Von den Exponanten, die sich bereits in dem Gebäude befinden, sei keines in Gefahr gewesen, sagt Hochbauleiter Mohr, während er auf die angeschwärzte Schlossfassade hinter sich guckt. Auf mehr als 30 000 Quadratmetern entsteht im Stadtschloss ein Kultur- und Veranstaltungszentrum mit Sammlungen aus Asien, Afrika, Amerika und Ozeanien, das von der Stiftung Preußischer Kulturbesitz, dem Land Berlin und der Humboldt-Universität bespielt wird. Bislang wurden vor allem Objekte der Staatlichen Museen in die Räumlichkeiten gebracht, darunter etwa Südseeboote oder Teile eines Versammlungshauses von der Inselgruppe Palau. Die seien aber alle noch in Kisten verpackt, sagt Mohr, und auch brandgeschützt.

Im beschädigten Teil wird eine Berlin-Ausstellung zu sehen sein, in der es bislang aber erst ein Objekt gibt - die Tür des legendären Clubs Tresor, der in den Neunzigerjahren Techopartys in einer ehemaligen Kaufhaus-Tresorhalle veranstaltet hatte. "Und die ist feuerfest", sagt Mohr. Er schätzt, dass die Schäden in zwei bis drei Monaten behoben sein werden.

Die Baustelle wurde noch am Mittwoch von der Polizei wieder freigegeben, die Arbeiten am Humboldt-Forum laufen weiter. Ob der für September geplante erste Teil der Eröffnung stattfinden kann, die in drei Stufen über die Bühne gehen soll, bleibt jedoch fraglich.

Warten auf die Fliesen-Lieferung

Das Humboldt-Forum hat wie so viele Bauprojekte am Standort Berlin eine äußerst wechselvolle Geschichte mit Finanzierungsproblemen und verschobenen Eröffnungsterminen hinter sich. Hochbauleiter Mohr ist seit zehn Jahren dabei und hat dementsprechend einiges erlebt. Aber wenig sei so schlimm gewesen, wie es die Situation gerade ist, sagt er. Durch die Corona-Krise fehlen den Baufirmen Arbeiter, weil die gerade in Polen oder Tschechien festsitzen. Dazu können Materialien nicht geliefert werden, Mohr und ein Fliesenleger warten etwa auf Fliesen auf Italien.

Die für den Bau verantwortlichen Stellen des Humboldt-Forums wollen daher in der zweiten Aprilhälfte über den Stand der Baumaßnahmen beraten. Die CDU/CSU-Bundestagsfraktion sicherte am Mittwoch Unterstützung bei der Beseitigung der Schäden zu. Schließlich handle es sich um ein Bundeskulturprojekt ersten Ranges, so die kulturpolitische Sprecherin der Fraktion, Elisabeth Motschmann.

Ein Sprecher des Forums war am Morgen zunächst von einer Explosion ausgegangen. Laut Berliner Polizei gab es "keine Hinweise auf vorsätzliches Handeln". Der Brand war schnell unter Kontrolle und gelöscht, teilte die Feuerwehr mit. Über dem Gebäude im Zentrum von Berlin war am Mittwochvormittag eine große schwarze Rauchwolke zu sehen.

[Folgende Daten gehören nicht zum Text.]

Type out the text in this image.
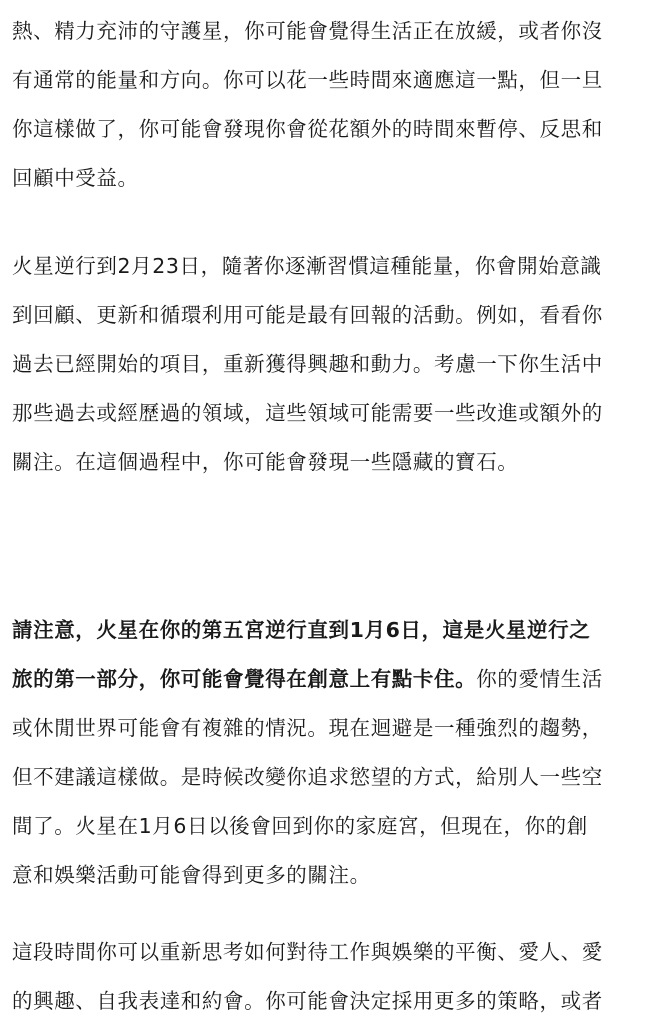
熱、精力充沛的守護星，你可能會覺得生活正在放緩，或者你沒
有通常的能量和方向。你可以花一些時間來適應這一點，但一旦
你這樣做了，你可能會發現你會從花額外的時間來暫停、反思和
回顧中受益。

火星逆行到2月23日，隨著你逐漸習慣這種能量，你會開始意識
到回顧、更新和循環利用可能是最有回報的活動。例如，看看你
過去已經開始的項目，重新獲得興趣和動力。考慮一下你生活中
那些過去或經歷過的領域，這些領域可能需要一些改進或額外的
關注。在這個過程中，你可能會發現一些隱藏的寶石。

請注意，火星在你的第五宮逆行直到1月6日，這是火星逆行之
旅的第一部分，你可能會覺得在創意上有點卡住。你的愛情生活
或休閒世界可能會有複雜的情況。現在迴避是一種強烈的趨勢，
但不建議這樣做。是時候改變你追求慾望的方式，給別人一些空
間了。火星在1月6日以後會回到你的家庭宮，但現在，你的創
意和娛樂活動可能會得到更多的關注。

這段時間你可以重新思考如何對待工作與娛樂的平衡、愛人、愛
的興趣、自我表達和約會。你可能會決定採用更多的策略，或者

Es hat einen Verletzten gegeben, die Person wurde vom Rettungsdienst behandelt und sei anschließend vorsorglich ins Krankenhaus gebracht worden, erklärte die Feuerwehr. 80 Kräfte waren im Einsatz. "Die Rauchwolke durch den Brand von Baumaterialien und zwei Bitumenkochern war weithin sichtbar." Bei dem Verletzten handelt es sich demnach um einen Bauarbeiter.

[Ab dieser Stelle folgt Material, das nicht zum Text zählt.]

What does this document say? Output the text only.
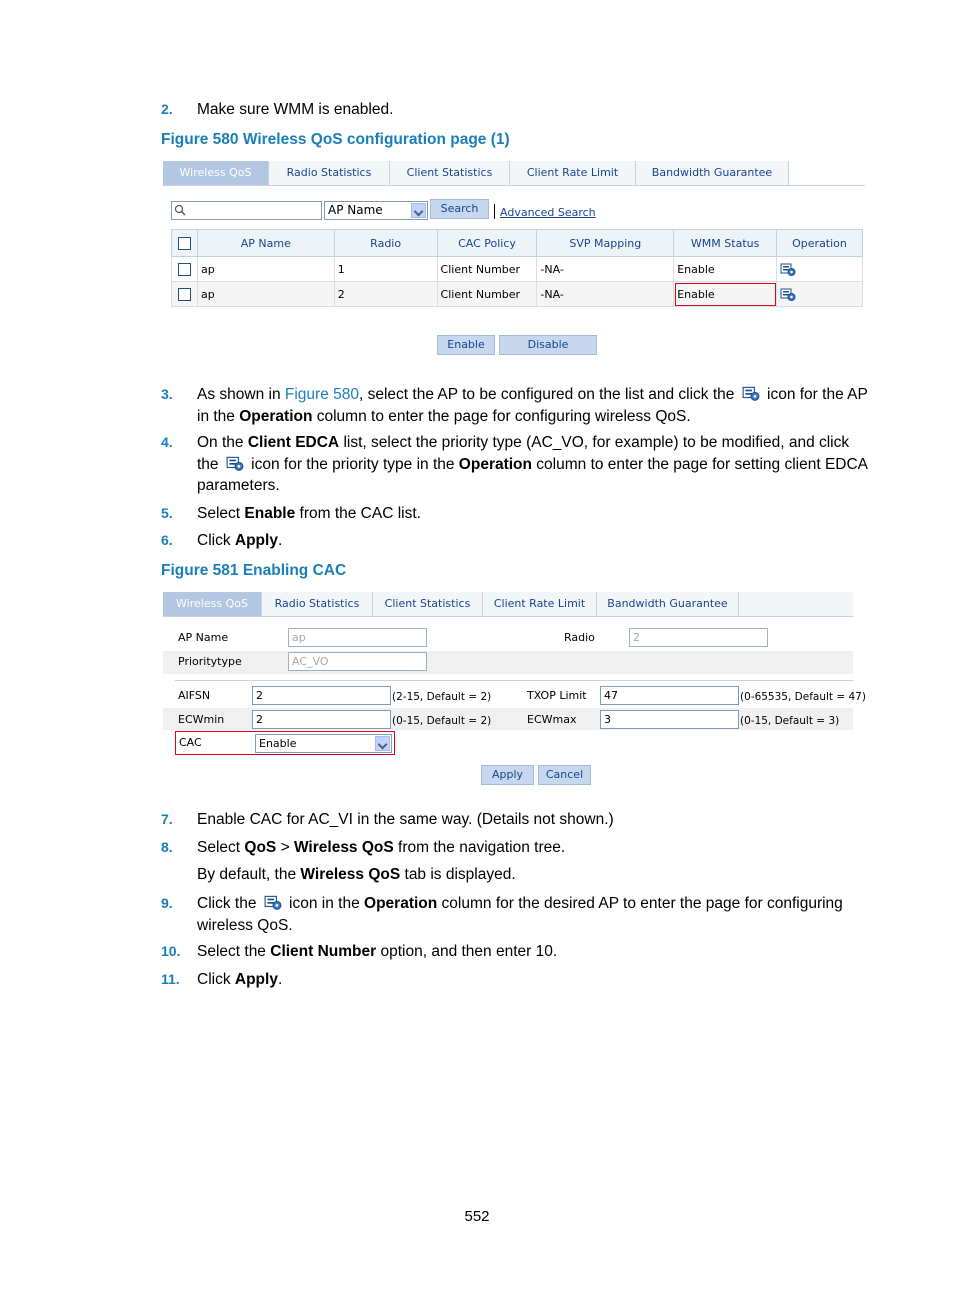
2. Make sure WMM is enabled.
Figure 580 Wireless QoS configuration page (1)
Wireless QoS	Radio Statistics	Client Statistics	Client Rate Limit	Bandwidth Guarantee
AP Name	Search	Advanced Search
	AP Name	Radio	CAC Policy	SVP Mapping	WMM Status	Operation
	ap	1	Client Number	-NA-	Enable	
	ap	2	Client Number	-NA-	Enable	
Enable	Disable
3. As shown in Figure 580, select the AP to be configured on the list and click the  icon for the AP in the Operation column to enter the page for configuring wireless QoS.
4. On the Client EDCA list, select the priority type (AC_VO, for example) to be modified, and click the  icon for the priority type in the Operation column to enter the page for setting client EDCA parameters.
5. Select Enable from the CAC list.
6. Click Apply.
Figure 581 Enabling CAC
Wireless QoS	Radio Statistics	Client Statistics	Client Rate Limit	Bandwidth Guarantee
AP Name	ap	Radio	2
Prioritytype	AC_VO
AIFSN	2	(2-15, Default = 2)	TXOP Limit	47	(0-65535, Default = 47)
ECWmin	2	(0-15, Default = 2)	ECWmax	3	(0-15, Default = 3)
CAC	Enable
Apply	Cancel
7. Enable CAC for AC_VI in the same way. (Details not shown.)
8. Select QoS > Wireless QoS from the navigation tree.
By default, the Wireless QoS tab is displayed.
9. Click the  icon in the Operation column for the desired AP to enter the page for configuring wireless QoS.
10. Select the Client Number option, and then enter 10.
11. Click Apply.
552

Der erste Teil des Humboldt-Forums soll eigentlich im September eröffnet werden, geplant war die Eröffnung ursprünglich bereits im vergangenen Jahr. Das 40 000 Quadratmeter umfassende Kultur- und Ausstellungszentrum bespielen die Stiftung Preußischer Kulturbesitz mit zwei ihrer Museen, das Land Berlin und die Humboldt-Universität. Gezeigt werden sollen Exponate aus Asien, Afrika, Amerika und Ozeanien sowie Objekte zur Geschichte Berlins.